Although the Anti-Eviction Mapping Project could have handed off its valuable data to a single mapmaking rock star-unicorn-ninja-wizard-janitor, the group made an intentional decision to include many designers in the process, including many nonexperts who experienced the power of making maps for the first time. In addition to the diverse array of data products that resulted, which reflected the diverse voices of the AEMP’s various collaborators, this decision also had the (wholly intentional) result of building technical capacity. Slowly and surely, map by map, collaboration by collaboration, local residents strengthened their mapping skills and their relationships with each other. This latter result too was intentional; one of the stated goals of the AEMP is to “build solidarity and collectivity among the project’s participants who could help one another in fighting evictions and collectively combat the alienation that eviction produces.”31

This goal reflects a key tenet of feminist thinking, which is the recognition that a multiplicity of voices, rather than one single loud or technical or magical one, results in a more complete picture of the issue at hand. Feminist philosophers like Donna Haraway, who we introduced in chapter 3, prompted a wave of thinkers who have continued to develop the idea that all knowledge is partial, meaning no single person or group can claim an objective view of the capital-T Truth.32 But embracing pluralism, as this concept is often described today, does not mean that everything is relative, nor does it mean that all truth claims have equal weight. And it most certainly does not mean that feminists do not believe in science. It simply means that when people make knowledge, they do so from a particular standpoint: from a situated, embodied location in the world. More than that, by pooling our standpoints—or positionalities—together, we can arrive at a richer and more robust understanding of the world.33

So, how do we begin down the path to this deeper understanding in data science? The first step in activating the value of multiple perspectives is to acknowledge the partiality of your own. This means disclosing your project’s methods, your decisions, and—importantly for work that strives to address injustice—your own positionalities. This is called reflexivity, and we modeled this in the introduction to this book. You may have heard the phrase coined by David Weinberger, “transparency is the new objectivity.”34 We take this to mean that there is a way to build space for transparency plus reflexivity in data science, rather than undertaking projects that purport to be objective (but, as we’ve discussed, never really are). Transparency and reflexivity allow the people involved in any particular project to be explicit about the methods behind their project, as well as their own identities.

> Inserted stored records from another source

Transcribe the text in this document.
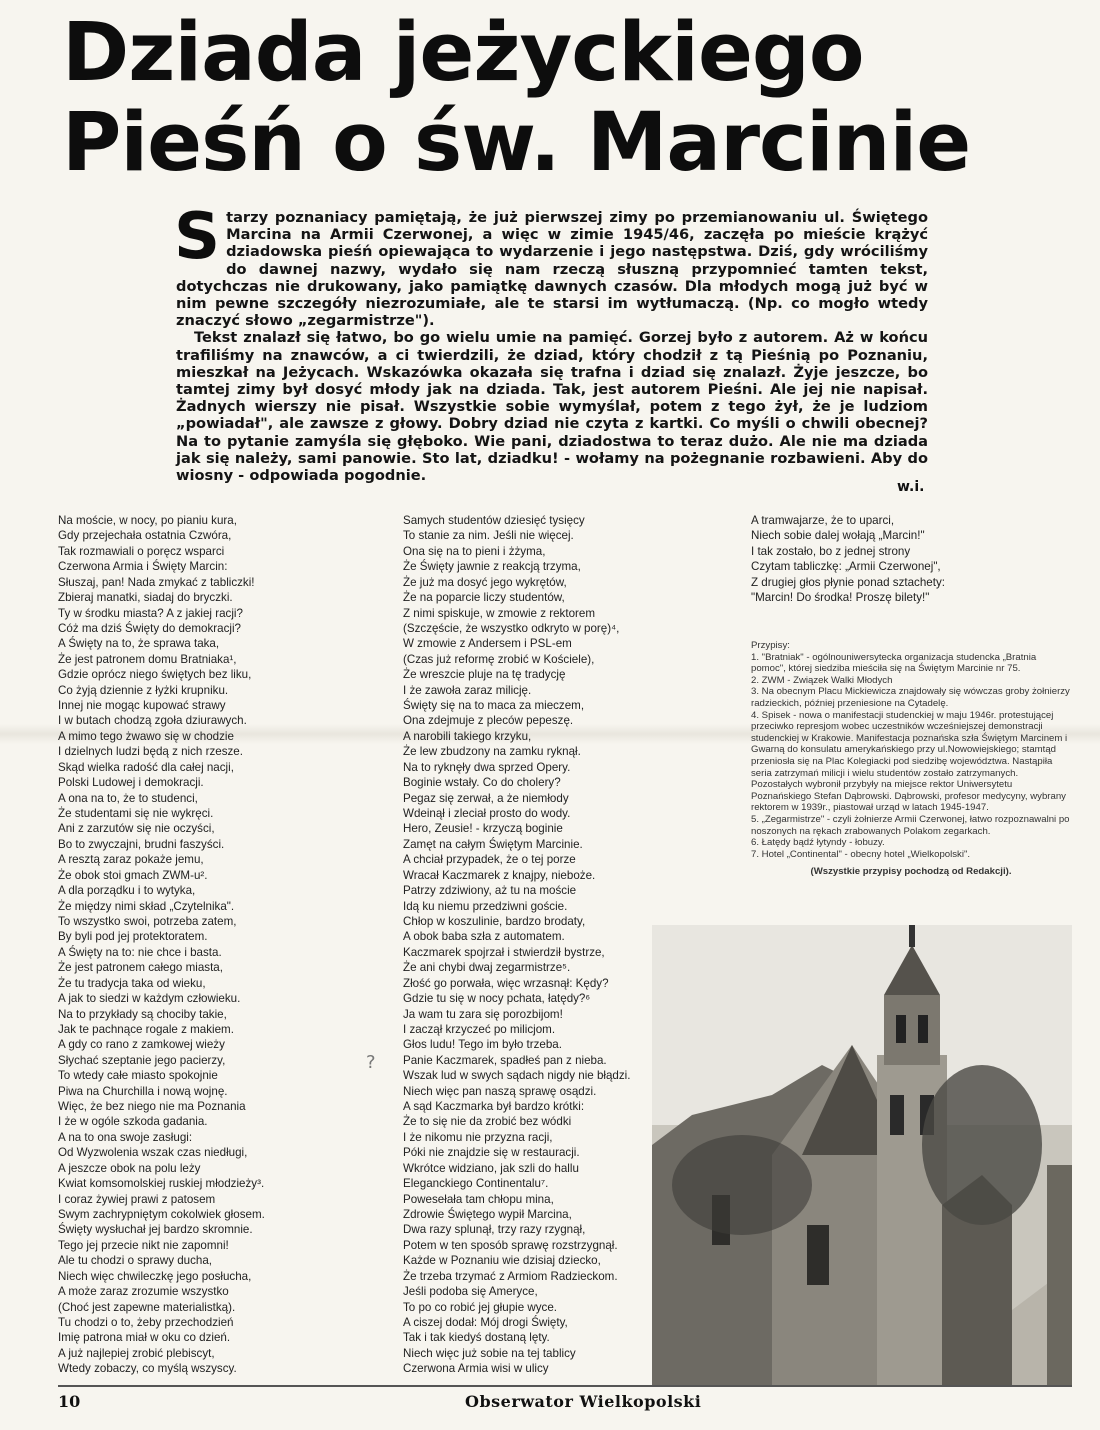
Dziada jeżyckiego
Pieśń o św. Marcinie
S tarzy poznaniacy pamiętają, że już pierwszej zimy po przemianowaniu ul. Świętego Marcina na Armii Czerwonej, a więc w zimie 1945/46, zaczęła po mieście krążyć dziadowska pieśń opiewająca to wydarzenie i jego następstwa. Dziś, gdy wróciliśmy do dawnej nazwy, wydało się nam rzeczą słuszną przypomnieć tamten tekst, dotychczas nie drukowany, jako pamiątkę dawnych czasów. Dla młodych mogą już być w nim pewne szczegóły niezrozumiałe, ale te starsi im wytłumaczą. (Np. co mogło wtedy znaczyć słowo „zegarmistrze").

Tekst znalazł się łatwo, bo go wielu umie na pamięć. Gorzej było z autorem. Aż w końcu trafiliśmy na znawców, a ci twierdzili, że dziad, który chodził z tą Pieśnią po Poznaniu, mieszkał na Jeżycach. Wskazówka okazała się trafna i dziad się znalazł. Żyje jeszcze, bo tamtej zimy był dosyć młody jak na dziada. Tak, jest autorem Pieśni. Ale jej nie napisał. Żadnych wierszy nie pisał. Wszystkie sobie wymyślał, potem z tego żył, że je ludziom „powiadał", ale zawsze z głowy. Dobry dziad nie czyta z kartki. Co myśli o chwili obecnej? Na to pytanie zamyśla się głęboko. Wie pani, dziadostwa to teraz dużo. Ale nie ma dziada jak się należy, sami panowie. Sto lat, dziadku! - wołamy na pożegnanie rozbawieni. Aby do wiosny - odpowiada pogodnie.

w.i.
Na moście, w nocy, po pianiu kura,
Gdy przejechała ostatnia Czwóra,
Tak rozmawiali o poręcz wsparci
Czerwona Armia i Święty Marcin:
Słuszaj, pan! Nada zmykać z tabliczki!
Zbieraj manatki, siadaj do bryczki.
Ty w środku miasta? A z jakiej racji?
Cóż ma dziś Święty do demokracji?
A Święty na to, że sprawa taka,
Że jest patronem domu Bratniaka¹,
Gdzie oprócz niego świętych bez liku,
Co żyją dziennie z łyżki krupniku.
Innej nie mogąc kupować strawy
I w butach chodzą zgoła dziurawych.
A mimo tego żwawo się w chodzie
I dzielnych ludzi będą z nich rzesze.
Skąd wielka radość dla całej nacji,
Polski Ludowej i demokracji.
A ona na to, że to studenci,
Że studentami się nie wykręci.
Ani z zarzutów się nie oczyści,
Bo to zwyczajni, brudni faszyści.
A resztą zaraz pokaże jemu,
Że obok stoi gmach ZWM-u².
A dla porządku i to wytyka,
Że między nimi skład „Czytelnika".
To wszystko swoi, potrzeba zatem,
By byli pod jej protektoratem.
A Święty na to: nie chce i basta.
Że jest patronem całego miasta,
Że tu tradycja taka od wieku,
A jak to siedzi w każdym człowieku.
Na to przykłady są chociby takie,
Jak te pachnące rogale z makiem.
A gdy co rano z zamkowej wieży
Słychać szeptanie jego pacierzy,
To wtedy całe miasto spokojnie
Piwa na Churchilla i nową wojnę.
Więc, że bez niego nie ma Poznania
I że w ogóle szkoda gadania.
A na to ona swoje zasługi:
Od Wyzwolenia wszak czas niedługi,
A jeszcze obok na polu leży
Kwiat komsomolskiej ruskiej młodzieży³.
I coraz żywiej prawi z patosem
Swym zachrypniętym cokolwiek głosem.
Święty wysłuchał jej bardzo skromnie.
Tego jej przecie nikt nie zapomni!
Ale tu chodzi o sprawy ducha,
Niech więc chwileczkę jego posłucha,
A może zaraz zrozumie wszystko
(Choć jest zapewne materialistką).
Tu chodzi o to, żeby przechodzień
Imię patrona miał w oku co dzień.
A już najlepiej zrobić plebiscyt,
Wtedy zobaczy, co myślą wszyscy.
Samych studentów dziesięć tysięcy
To stanie za nim. Jeśli nie więcej.
Ona się na to pieni i żżyma,
Że Święty jawnie z reakcją trzyma,
Że już ma dosyć jego wykrętów,
Że na poparcie liczy studentów,
Z nimi spiskuje, w zmowie z rektorem
(Szczęście, że wszystko odkryto w porę)⁴,
W zmowie z Andersem i PSL-em
(Czas już reformę zrobić w Kościele),
Że wreszcie pluje na tę tradycję
I że zawoła zaraz milicję.
Święty się na to maca za mieczem,
Ona zdejmuje z pleców pepeszę.
A narobili takiego krzyku,
Że lew zbudzony na zamku ryknął.
Na to ryknęły dwa sprzed Opery.
Boginie wstały. Co do cholery?
Pegaz się zerwał, a że niemłody
Wdeinął i zleciał prosto do wody.
Hero, Zeusie! - krzyczą boginie
Zamęt na całym Świętym Marcinie.
A chciał przypadek, że o tej porze
Wracał Kaczmarek z knajpy, nieboże.
Patrzy zdziwiony, aż tu na moście
Idą ku niemu przedziwni goście.
Chłop w koszulinie, bardzo brodaty,
A obok baba szła z automatem.
Kaczmarek spojrzał i stwierdził bystrze,
Że ani chybi dwaj zegarmistrze⁵.
Złość go porwała, więc wrzasnął: Kędy?
Gdzie tu się w nocy pchata, łatędy?⁶
Ja wam tu zara się porozbijom!
I zaczął krzyczeć po milicjom.
Głos ludu! Tego im było trzeba.
Panie Kaczmarek, spadłeś pan z nieba.
Wszak lud w swych sądach nigdy nie błądzi.
Niech więc pan naszą sprawę osądzi.
A sąd Kaczmarka był bardzo krótki:
Że to się nie da zrobić bez wódki
I że nikomu nie przyzna racji,
Póki nie znajdzie się w restauracji.
Wkrótce widziano, jak szli do hallu
Eleganckiego Continentalu⁷.
Powesełała tam chłopu mina,
Zdrowie Świętego wypił Marcina,
Dwa razy splunął, trzy razy rzygnął,
Potem w ten sposób sprawę rozstrzygnął.
Każde w Poznaniu wie dzisiaj dziecko,
Że trzeba trzymać z Armiom Radzieckom.
Jeśli podoba się Ameryce,
To po co robić jej głupie wyce.
A ciszej dodał: Mój drogi Święty,
Tak i tak kiedyś dostaną lęty.
Niech więc już sobie na tej tablicy
Czerwona Armia wisi w ulicy
A tramwajarze, że to uparci,
Niech sobie dalej wołają „Marcin!"
I tak zostało, bo z jednej strony
Czytam tabliczkę: „Armii Czerwonej",
Z drugiej głos płynie ponad sztachety:
"Marcin! Do środka! Proszę bilety!"
?
Przypisy:
1. "Bratniak" - ogólnouniwersytecka organizacja studencka „Bratnia pomoc", której siedziba mieściła się na Świętym Marcinie nr 75.
2. ZWM - Związek Walki Młodych
3. Na obecnym Placu Mickiewicza znajdowały się wówczas groby żołnierzy radzieckich, później przeniesione na Cytadelę.
4. Spisek - nowa o manifestacji studenckiej w maju 1946r. protestującej przeciwko represjom wobec uczestników wcześniejszej demonstracji studenckiej w Krakowie. Manifestacja poznańska szła Świętym Marcinem i Gwarną do konsulatu amerykańskiego przy ul.Nowowiejskiego; stamtąd przeniosła się na Plac Kolegiacki pod siedzibę województwa. Nastąpiła seria zatrzymań milicji i wielu studentów zostało zatrzymanych. Pozostałych wybronił przybyły na miejsce rektor Uniwersytetu Poznańskiego Stefan Dąbrowski. Dąbrowski, profesor medycyny, wybrany rektorem w 1939r., piastował urząd w latach 1945-1947.
5. „Zegarmistrze" - czyli żołnierze Armii Czerwonej, łatwo rozpoznawalni po noszonych na rękach zrabowanych Polakom zegarkach.
6. Łatędy bądź łytyndy - łobuzy.
7. Hotel „Continental" - obecny hotel „Wielkopolski".
(Wszystkie przypisy pochodzą od Redakcji).
10	Obserwator Wielkopolski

People in journalism have been doing this for some time—at least as it relates to their data and methods. For example, Bloomberg’s interactive visualization “What’s Really Warming the World?” (figure 5.4) walks the reader through a range of common arguments that try to explain away global warming with reasons that don’t have to do with human industry or behavior.35 It’s a compelling piece in terms of content alone, but another interesting thing about it is that it devotes nearly a third of its screen real estate to describing its data and methods.

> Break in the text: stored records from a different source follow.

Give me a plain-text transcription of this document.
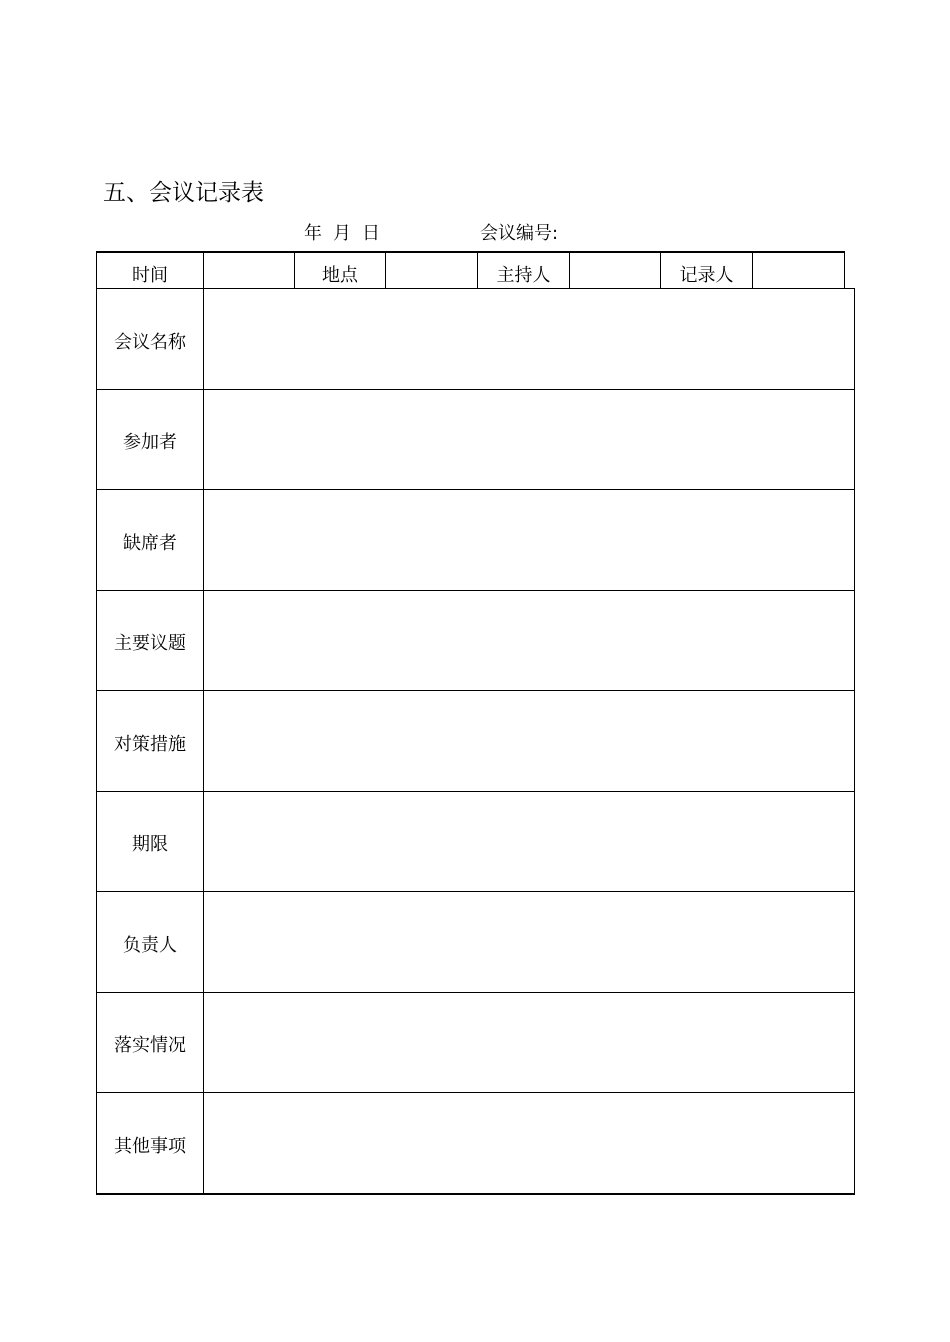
五、会议记录表
年 月 日	会议编号:
时间	地点	主持人	记录人
会议名称
参加者
缺席者
主要议题
对策措施
期限
负责人
落实情况
其他事项
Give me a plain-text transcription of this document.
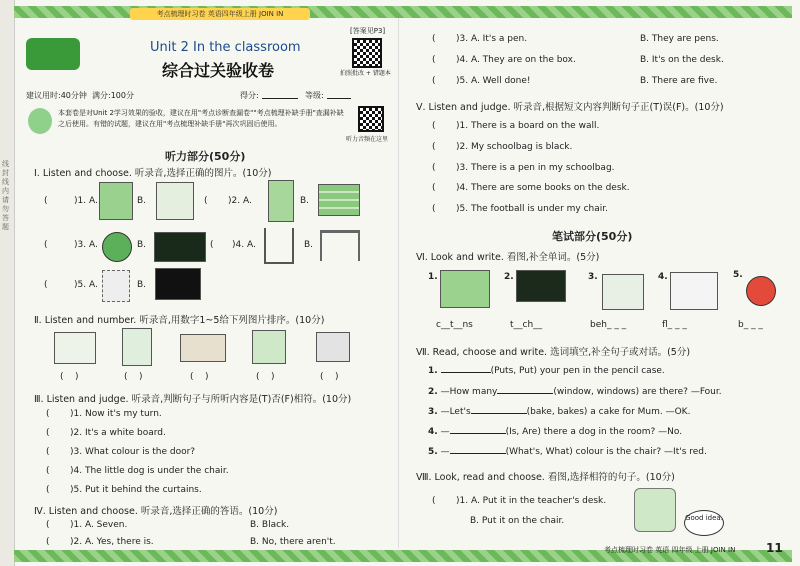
线封线内请勿答题
考点梳理时习卷 英语四年级上册 JOIN IN
Unit 2 In the classroom
综合过关验收卷
[答案见P3]
拍照批改 + 错题本
建议用时:40分钟 满分:100分	得分:	等级:
本套卷是对Unit 2学习效果的验收，建议在用"考点诊断查漏卷""考点梳理补缺手册"查漏补缺之后使用。有错的试题，建议在用"考点梳理补缺手册"再次巩固后使用。
听力音频在这里
听力部分(50分)
Ⅰ. Listen and choose. 听录音,选择正确的图片。(10分)
(	)1. A.	B.	( )2. A.	B.
(	)3. A.	B.	( )4. A.	B.
(	)5. A.	B.
Ⅱ. Listen and number. 听录音,用数字1~5给下列图片排序。(10分)
(    )	(    )	(    )	(    )	(    )
Ⅲ. Listen and judge. 听录音,判断句子与所听内容是(T)否(F)相符。(10分)
( )1. Now it's my turn.
( )2. It's a white board.
( )3. What colour is the door?
( )4. The little dog is under the chair.
( )5. Put it behind the curtains.
Ⅳ. Listen and choose. 听录音,选择正确的答语。(10分)
( )1. A. Seven.	B. Black.
( )2. A. Yes, there is.	B. No, there aren't.
( )3. A. It's a pen.	B. They are pens.
( )4. A. They are on the box.	B. It's on the desk.
( )5. A. Well done!	B. There are five.
Ⅴ. Listen and judge. 听录音,根据短文内容判断句子正(T)误(F)。(10分)
( )1. There is a board on the wall.
( )2. My schoolbag is black.
( )3. There is a pen in my schoolbag.
( )4. There are some books on the desk.
( )5. The football is under my chair.
笔试部分(50分)
Ⅵ. Look and write. 看图,补全单词。(5分)
1.	2.	3.	4.	5.
c__t__ns	t__ch__	beh_ _ _	fl_ _ _	b_ _ _
Ⅶ. Read, choose and write. 选词填空,补全句子或对话。(5分)
1.	(Puts, Put) your pen in the pencil case.
2. —How many	(window, windows) are there? —Four.
3. —Let's	(bake, bakes) a cake for Mum. —OK.
4. —	(Is, Are) there a dog in the room? —No.
5. —	(What's, What) colour is the chair? —It's red.
Ⅷ. Look, read and choose. 看图,选择相符的句子。(10分)
( )1. A. Put it in the teacher's desk.
B. Put it on the chair.	Good idea.
考点梳理时习卷 英语 四年级 上册 JOIN IN	11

Providing access to data and describing the methods employed are becoming conventions in data journalism, just as they are in scientific fields. Although these accounts are presently focused on technical details—where the data were from, what statistical models were developed, and what analysis was performed—there is a seed of possibility for using this same space to reveal additional details: Who was on the team? What were points of tension and disagreement? When did the team need to talk to data stewards or domain experts or local communities? Which hypotheses were pursued but ultimately proved false? There is a story about how every evidence-based argument comes into being, and it is often a story that involves money and institutions, as well as humans and tools. Revealing this story through transparency and reflexivity can be a feminist act.

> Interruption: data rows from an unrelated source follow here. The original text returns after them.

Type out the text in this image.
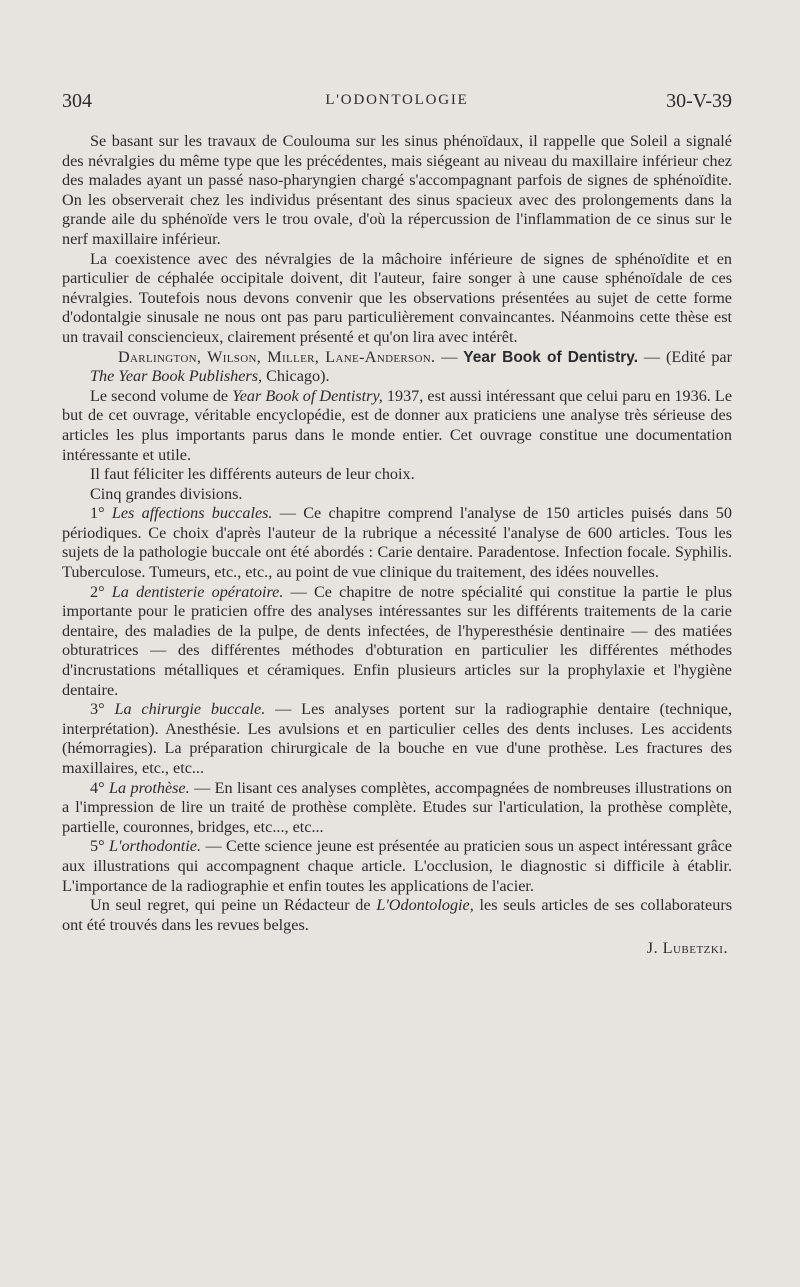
304	L'ODONTOLOGIE	30-V-39

Se basant sur les travaux de Coulouma sur les sinus phénoïdaux, il rappelle que Soleil a signalé des névralgies du même type que les précédentes, mais siégeant au niveau du maxillaire inférieur chez des malades ayant un passé naso-pharyngien chargé s'accompagnant parfois de signes de sphénoïdite. On les observerait chez les individus présentant des sinus spacieux avec des prolongements dans la grande aile du sphénoïde vers le trou ovale, d'où la répercussion de l'inflammation de ce sinus sur le nerf maxillaire inférieur.

La coexistence avec des névralgies de la mâchoire inférieure de signes de sphénoïdite et en particulier de céphalée occipitale doivent, dit l'auteur, faire songer à une cause sphénoïdale de ces névralgies. Toutefois nous devons convenir que les observations présentées au sujet de cette forme d'odontalgie sinusale ne nous ont pas paru particulièrement convaincantes. Néanmoins cette thèse est un travail consciencieux, clairement présenté et qu'on lira avec intérêt.

Darlington, Wilson, Miller, Lane-Anderson. — Year Book of Dentistry. — (Edité par The Year Book Publishers, Chicago).

Le second volume de Year Book of Dentistry, 1937, est aussi intéressant que celui paru en 1936. Le but de cet ouvrage, véritable encyclopédie, est de donner aux praticiens une analyse très sérieuse des articles les plus importants parus dans le monde entier. Cet ouvrage constitue une documentation intéressante et utile.

Il faut féliciter les différents auteurs de leur choix.

Cinq grandes divisions.

1° Les affections buccales. — Ce chapitre comprend l'analyse de 150 articles puisés dans 50 périodiques. Ce choix d'après l'auteur de la rubrique a nécessité l'analyse de 600 articles. Tous les sujets de la pathologie buccale ont été abordés : Carie dentaire. Paradentose. Infection focale. Syphilis. Tuberculose. Tumeurs, etc., etc., au point de vue clinique du traitement, des idées nouvelles.

2° La dentisterie opératoire. — Ce chapitre de notre spécialité qui constitue la partie le plus importante pour le praticien offre des analyses intéressantes sur les différents traitements de la carie dentaire, des maladies de la pulpe, de dents infectées, de l'hyperesthésie dentinaire — des matiées obturatrices — des différentes méthodes d'obturation en particulier les différentes méthodes d'incrustations métalliques et céramiques. Enfin plusieurs articles sur la prophylaxie et l'hygiène dentaire.

3° La chirurgie buccale. — Les analyses portent sur la radiographie dentaire (technique, interprétation). Anesthésie. Les avulsions et en particulier celles des dents incluses. Les accidents (hémorragies). La préparation chirurgicale de la bouche en vue d'une prothèse. Les fractures des maxillaires, etc., etc...

4° La prothèse. — En lisant ces analyses complètes, accompagnées de nombreuses illustrations on a l'impression de lire un traité de prothèse complète. Etudes sur l'articulation, la prothèse complète, partielle, couronnes, bridges, etc..., etc...

5° L'orthodontie. — Cette science jeune est présentée au praticien sous un aspect intéressant grâce aux illustrations qui accompagnent chaque article. L'occlusion, le diagnostic si difficile à établir. L'importance de la radiographie et enfin toutes les applications de l'acier.

Un seul regret, qui peine un Rédacteur de L'Odontologie, les seuls articles de ses collaborateurs ont été trouvés dans les revues belges.

J. Lubetzki.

Reflexivity can sometimes be as simple as being explicit about or even visualizing who is doing the counting and mapping behind the scenes.36 Take the example of the aerial-mapping image in figure 5.5.37 The Public Laboratory for Open Technology and Science (Public Lab) is a citizen science group that got its start during the BP oil spill in 2010.38 It makes high-resolution aerial maps by flying balloons and kites, which dangle cheap digital cameras over the environmental sites they seek to study. The technique is low cost, but the imagery produced is often higher resolution than existing satellite imagery because of the proximity to the ground. As in the image, the mappers themselves are often visible in the final product in the form of little bodies, gathered in boats or standing in clumps on a shoreline, looking up at the camera above them. The balloon string leads the eye back to their forms. Here the creators are not distanced or absent but represented in the final product. Literally.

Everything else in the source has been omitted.